Episode 8
The baby went in for a check-up recently. I mentioned it casually at the Mommy corner while the other mommies were trying to give me the brush off. One of them had made a comment about his red cheeks and asked if he was getting sick because “I certainly didn’t want to get the other children sick, did I?” Oh no, I replied, he just saw the doctor and he’s fine. A little baby eczema is all. Well, that was a big mistake. The other mommies were all over me like Juicy Couture on a Hilton.
The Mommies:
“How are his percentiles? Is he keeping up? I haven’t noticed any growth spurts lately.”
“My daughter is in the 85th percentile for growth. The doctor is amazed.”
“Well, mine had a 30% jump between his second and third visits. My sister said that when they have jumps in growth they also have jumps in development. It’s probably a sign of an advanced IQ, you know.”
“And of course, breastfeeding makes them smarter. Too bad, you stopped.”
“So were his numbers a little low?
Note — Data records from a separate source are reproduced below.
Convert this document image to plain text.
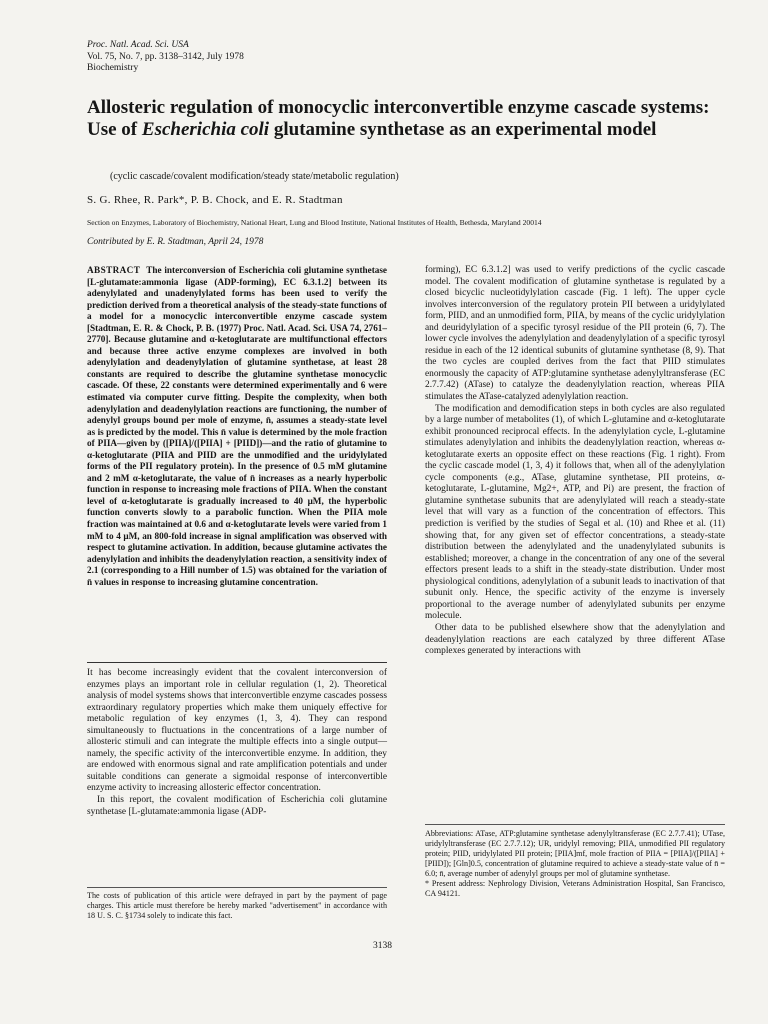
Proc. Natl. Acad. Sci. USA
Vol. 75, No. 7, pp. 3138–3142, July 1978
Biochemistry
Allosteric regulation of monocyclic interconvertible enzyme cascade systems: Use of Escherichia coli glutamine synthetase as an experimental model
(cyclic cascade/covalent modification/steady state/metabolic regulation)
S. G. Rhee, R. Park*, P. B. Chock, and E. R. Stadtman
Section on Enzymes, Laboratory of Biochemistry, National Heart, Lung and Blood Institute, National Institutes of Health, Bethesda, Maryland 20014
Contributed by E. R. Stadtman, April 24, 1978
ABSTRACT The interconversion of Escherichia coli glutamine synthetase [L-glutamate:ammonia ligase (ADP-forming), EC 6.3.1.2] between its adenylylated and unadenylylated forms has been used to verify the prediction derived from a theoretical analysis of the steady-state functions of a model for a monocyclic interconvertible enzyme cascade system [Stadtman, E. R. & Chock, P. B. (1977) Proc. Natl. Acad. Sci. USA 74, 2761–2770]. Because glutamine and α-ketoglutarate are multifunctional effectors and because three active enzyme complexes are involved in both adenylylation and deadenylylation of glutamine synthetase, at least 28 constants are required to describe the glutamine synthetase monocyclic cascade. Of these, 22 constants were determined experimentally and 6 were estimated via computer curve fitting. Despite the complexity, when both adenylylation and deadenylylation reactions are functioning, the number of adenylyl groups bound per mole of enzyme, n̄, assumes a steady-state level as is predicted by the model. This n̄ value is determined by the mole fraction of PIIA—given by ([PIIA]/([PIIA] + [PIID])—and the ratio of glutamine to α-ketoglutarate (PIIA and PIID are the unmodified and the uridylylated forms of the PII regulatory protein). In the presence of 0.5 mM glutamine and 2 mM α-ketoglutarate, the value of n̄ increases as a nearly hyperbolic function in response to increasing mole fractions of PIIA. When the constant level of α-ketoglutarate is gradually increased to 40 μM, the hyperbolic function converts slowly to a parabolic function. When the PIIA mole fraction was maintained at 0.6 and α-ketoglutarate levels were varied from 1 mM to 4 μM, an 800-fold increase in signal amplification was observed with respect to glutamine activation. In addition, because glutamine activates the adenylylation and inhibits the deadenylylation reaction, a sensitivity index of 2.1 (corresponding to a Hill number of 1.5) was obtained for the variation of n̄ values in response to increasing glutamine concentration.

It has become increasingly evident that the covalent interconversion of enzymes plays an important role in cellular regulation (1, 2). Theoretical analysis of model systems shows that interconvertible enzyme cascades possess extraordinary regulatory properties which make them uniquely effective for metabolic regulation of key enzymes (1, 3, 4). They can respond simultaneously to fluctuations in the concentrations of a large number of allosteric stimuli and can integrate the multiple effects into a single output—namely, the specific activity of the interconvertible enzyme. In addition, they are endowed with enormous signal and rate amplification potentials and under suitable conditions can generate a sigmoidal response of interconvertible enzyme activity to increasing allosteric effector concentration.

In this report, the covalent modification of Escherichia coli glutamine synthetase [L-glutamate:ammonia ligase (ADP-

The costs of publication of this article were defrayed in part by the payment of page charges. This article must therefore be hereby marked "advertisement" in accordance with 18 U. S. C. §1734 solely to indicate this fact.

forming), EC 6.3.1.2] was used to verify predictions of the cyclic cascade model. The covalent modification of glutamine synthetase is regulated by a closed bicyclic nucleotidylylation cascade (Fig. 1 left). The upper cycle involves interconversion of the regulatory protein PII between a uridylylated form, PIID, and an unmodified form, PIIA, by means of the cyclic uridylylation and deuridylylation of a specific tyrosyl residue of the PII protein (6, 7). The lower cycle involves the adenylylation and deadenylylation of a specific tyrosyl residue in each of the 12 identical subunits of glutamine synthetase (8, 9). That the two cycles are coupled derives from the fact that PIID stimulates enormously the capacity of ATP:glutamine synthetase adenylyltransferase (EC 2.7.7.42) (ATase) to catalyze the deadenylylation reaction, whereas PIIA stimulates the ATase-catalyzed adenylylation reaction.

The modification and demodification steps in both cycles are also regulated by a large number of metabolites (1), of which L-glutamine and α-ketoglutarate exhibit pronounced reciprocal effects. In the adenylylation cycle, L-glutamine stimulates adenylylation and inhibits the deadenylylation reaction, whereas α-ketoglutarate exerts an opposite effect on these reactions (Fig. 1 right). From the cyclic cascade model (1, 3, 4) it follows that, when all of the adenylylation cycle components (e.g., ATase, glutamine synthetase, PII proteins, α-ketoglutarate, L-glutamine, Mg2+, ATP, and Pi) are present, the fraction of glutamine synthetase subunits that are adenylylated will reach a steady-state level that will vary as a function of the concentration of effectors. This prediction is verified by the studies of Segal et al. (10) and Rhee et al. (11) showing that, for any given set of effector concentrations, a steady-state distribution between the adenylylated and the unadenylylated subunits is established; moreover, a change in the concentration of any one of the several effectors present leads to a shift in the steady-state distribution. Under most physiological conditions, adenylylation of a subunit leads to inactivation of that subunit only. Hence, the specific activity of the enzyme is inversely proportional to the average number of adenylylated subunits per enzyme molecule.

Other data to be published elsewhere show that the adenylylation and deadenylylation reactions are each catalyzed by three different ATase complexes generated by interactions with

Abbreviations: ATase, ATP:glutamine synthetase adenylyltransferase (EC 2.7.7.41); UTase, uridylyltransferase (EC 2.7.7.12); UR, uridylyl removing; PIIA, unmodified PII regulatory protein; PIID, uridylylated PII protein; [PIIA]mf, mole fraction of PIIA = [PIIA]/([PIIA] + [PIID]); [Gln]0.5, concentration of glutamine required to achieve a steady-state value of n̄ = 6.0; n̄, average number of adenylyl groups per mol of glutamine synthetase.
* Present address: Nephrology Division, Veterans Administration Hospital, San Francisco, CA 94121.
3138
I’m sure he’ll catch up… sometime.”
I was flabbergasted. Was I supposed to be writing those stats down? The pediatrician keeps it all on file and everything has been normal so it never occurred to me that I should be keeping a chart at home, too. His first two teeth had just broke through; and honestly, I was less interested in his growth percentile than helping with the pain.
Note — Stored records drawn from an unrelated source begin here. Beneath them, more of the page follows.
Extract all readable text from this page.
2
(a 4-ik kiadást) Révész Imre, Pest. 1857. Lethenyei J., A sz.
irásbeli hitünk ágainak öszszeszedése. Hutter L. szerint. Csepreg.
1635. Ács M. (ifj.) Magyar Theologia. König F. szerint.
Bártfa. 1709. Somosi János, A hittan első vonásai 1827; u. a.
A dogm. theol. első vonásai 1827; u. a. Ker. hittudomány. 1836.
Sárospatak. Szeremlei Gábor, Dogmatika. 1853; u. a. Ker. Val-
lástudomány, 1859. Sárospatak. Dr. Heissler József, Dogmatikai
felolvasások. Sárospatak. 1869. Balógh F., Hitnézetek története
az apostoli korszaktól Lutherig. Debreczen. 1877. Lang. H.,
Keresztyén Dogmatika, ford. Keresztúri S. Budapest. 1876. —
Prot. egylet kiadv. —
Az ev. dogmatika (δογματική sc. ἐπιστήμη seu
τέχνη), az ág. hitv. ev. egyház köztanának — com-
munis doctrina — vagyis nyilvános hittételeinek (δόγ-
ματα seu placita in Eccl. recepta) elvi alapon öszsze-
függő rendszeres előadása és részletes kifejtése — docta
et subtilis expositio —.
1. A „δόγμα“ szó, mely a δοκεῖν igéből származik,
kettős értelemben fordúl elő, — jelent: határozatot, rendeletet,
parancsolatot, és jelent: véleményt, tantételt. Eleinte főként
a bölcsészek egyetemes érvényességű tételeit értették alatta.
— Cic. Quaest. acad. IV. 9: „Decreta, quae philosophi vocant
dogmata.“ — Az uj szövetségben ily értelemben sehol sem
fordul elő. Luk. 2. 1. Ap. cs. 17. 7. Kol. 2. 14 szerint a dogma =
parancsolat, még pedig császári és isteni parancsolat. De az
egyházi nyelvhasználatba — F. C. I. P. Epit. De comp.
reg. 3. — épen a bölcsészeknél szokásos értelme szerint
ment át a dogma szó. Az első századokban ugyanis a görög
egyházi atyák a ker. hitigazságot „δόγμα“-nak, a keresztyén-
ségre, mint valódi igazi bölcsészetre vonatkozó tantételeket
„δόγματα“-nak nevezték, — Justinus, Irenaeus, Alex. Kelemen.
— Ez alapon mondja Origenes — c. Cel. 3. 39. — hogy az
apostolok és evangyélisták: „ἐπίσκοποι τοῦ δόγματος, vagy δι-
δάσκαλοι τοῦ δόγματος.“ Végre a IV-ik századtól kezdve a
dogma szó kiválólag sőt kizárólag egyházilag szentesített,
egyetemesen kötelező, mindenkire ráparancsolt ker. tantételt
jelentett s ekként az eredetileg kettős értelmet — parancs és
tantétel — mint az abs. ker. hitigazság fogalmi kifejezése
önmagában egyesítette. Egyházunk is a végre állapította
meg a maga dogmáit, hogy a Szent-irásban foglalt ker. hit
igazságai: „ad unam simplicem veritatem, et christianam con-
I stammered, “Well, mainly we talked about teething. He’s started a little early and…”
The mommies gave a collective gasp. Next thing I know they were stalking off. I suppose next time I should bring his chart? Or did they think teething at 5 months is catching?
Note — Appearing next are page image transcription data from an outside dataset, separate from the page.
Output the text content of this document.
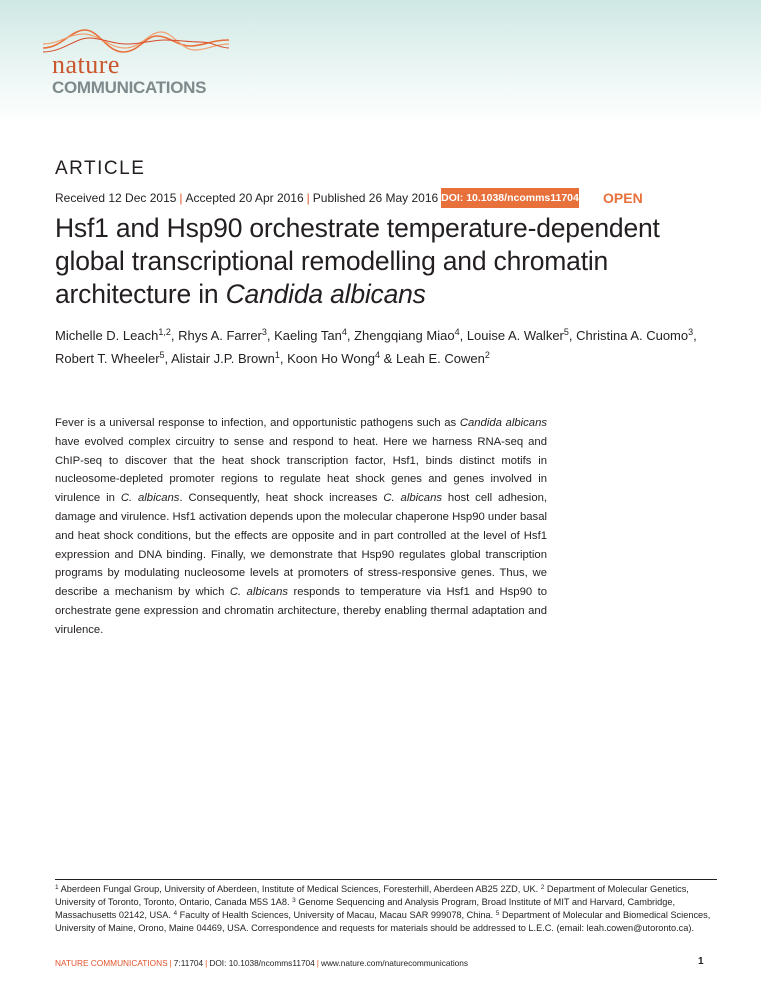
nature
COMMUNICATIONS
ARTICLE
Received 12 Dec 2015 | Accepted 20 Apr 2016 | Published 26 May 2016 DOI: 10.1038/ncomms11704 OPEN
Hsf1 and Hsp90 orchestrate temperature-dependent global transcriptional remodelling and chromatin architecture in Candida albicans
Michelle D. Leach$^{1,2}$, Rhys A. Farrer$^3$, Kaeling Tan$^4$, Zhengqiang Miao$^4$, Louise A. Walker$^5$, Christina A. Cuomo$^3$, Robert T. Wheeler$^5$, Alistair J.P. Brown$^1$, Koon Ho Wong$^4$ & Leah E. Cowen$^2$
Fever is a universal response to infection, and opportunistic pathogens such as Candida albicans have evolved complex circuitry to sense and respond to heat. Here we harness RNA-seq and ChIP-seq to discover that the heat shock transcription factor, Hsf1, binds distinct motifs in nucleosome-depleted promoter regions to regulate heat shock genes and genes involved in virulence in C. albicans. Consequently, heat shock increases C. albicans host cell adhesion, damage and virulence. Hsf1 activation depends upon the molecular chaperone Hsp90 under basal and heat shock conditions, but the effects are opposite and in part controlled at the level of Hsf1 expression and DNA binding. Finally, we demonstrate that Hsp90 regulates global transcription programs by modulating nucleosome levels at promoters of stress-responsive genes. Thus, we describe a mechanism by which C. albicans responds to temperature via Hsf1 and Hsp90 to orchestrate gene expression and chromatin architecture, thereby enabling thermal adaptation and virulence.
$^1$ Aberdeen Fungal Group, University of Aberdeen, Institute of Medical Sciences, Foresterhill, Aberdeen AB25 2ZD, UK. $^2$ Department of Molecular Genetics, University of Toronto, Toronto, Ontario, Canada M5S 1A8. $^3$ Genome Sequencing and Analysis Program, Broad Institute of MIT and Harvard, Cambridge, Massachusetts 02142, USA. $^4$ Faculty of Health Sciences, University of Macau, Macau SAR 999078, China. $^5$ Department of Molecular and Biomedical Sciences, University of Maine, Orono, Maine 04469, USA. Correspondence and requests for materials should be addressed to L.E.C. (email: leah.cowen@utoronto.ca).
NATURE COMMUNICATIONS | 7:11704 | DOI: 10.1038/ncomms11704 | www.nature.com/naturecommunications	1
They are so confusing, sometimes.
These mommies that you speak of? Scary. Makes you kind of wonder whether they were like this before they had kids. And if it’s any consolation, I don’t think you’re a bad mommy. I think those women are NUTS!
I seem to have heard of babies who have teeth when they are born. (married a dentist’s son)
But if the competitive mothers like to think your baby is being -what?-hothoused into early dental prowess, let them!! When their babies do start teething, the breastfeeding will be less of a favourite activity!
LOL. Actually, my husband’s brother was born with FOUR TEETH! The doctor called then a “third set” and yanked them. So I wasn’t terribly suprised when my son started teething early. I just was thankful he wasn’t born with them!
And as for the super competitive moms, all you can do is laugh… and write satires of them on websites.
Nothing worse than petty competitive mothers. They should be slapped, tarred and feathered, and dragged through the streets.